Alathur: The delay in renewing the agreement between the State Bank of India (SBI) and Supplyco for the procurement and distribution of paddy is reportedly not due to any dispute over the interest rate but rather due to the financial crisis faced by Supplyco.
SBI's regional office clarified that the new agreement had been sent to Supplyco well before the previous one expired on May 31. No new conditions, including changes in the interest rate, have been proposed by the bank, and there is no disagreement in that regard.
However, when Supplyco renewed its agreement with Canara Bank, the interest rate was raised to 9%. According to the mutual understanding between the consortium of banks and Supplyco, all banks involved in the arrangement must be paid the highest interest rate agreed upon with any one bank. Thus, when Supplyco signs the renewed agreement with SBI, the interest rate will increase to 9%.
Once the agreement is signed, the Paddy Receipt Sheet (PRS) loan distribution must resume the very next day. During the harvest season, Supplyco is expected to pay ₹450 crore to SBI, even if this amount is paid in two instalments. As of now, Supplyco is unable to pay even ₹200 crore, and the State Finance Department has not approved any funds.
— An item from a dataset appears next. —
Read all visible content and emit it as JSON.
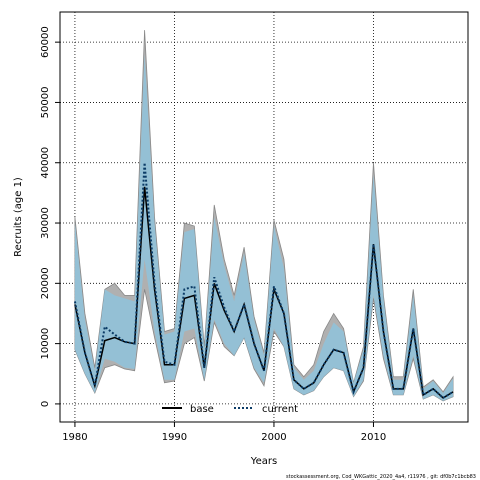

Due to an outstanding repayment liability of ₹2,500 crore under the consortium loan, SBI will resume disbursing funds to farmers only if Supplyco pays a portion of the ₹450 crore upfront. Meanwhile, SBI suspended disbursing funds on May 31, while Canara Bank, which also halted PRS loan distribution on March 31, resumed the process only on May 20. Out of the ₹1,590 crore worth of paddy procured during the second harvest, ₹843 crore remains to be paid.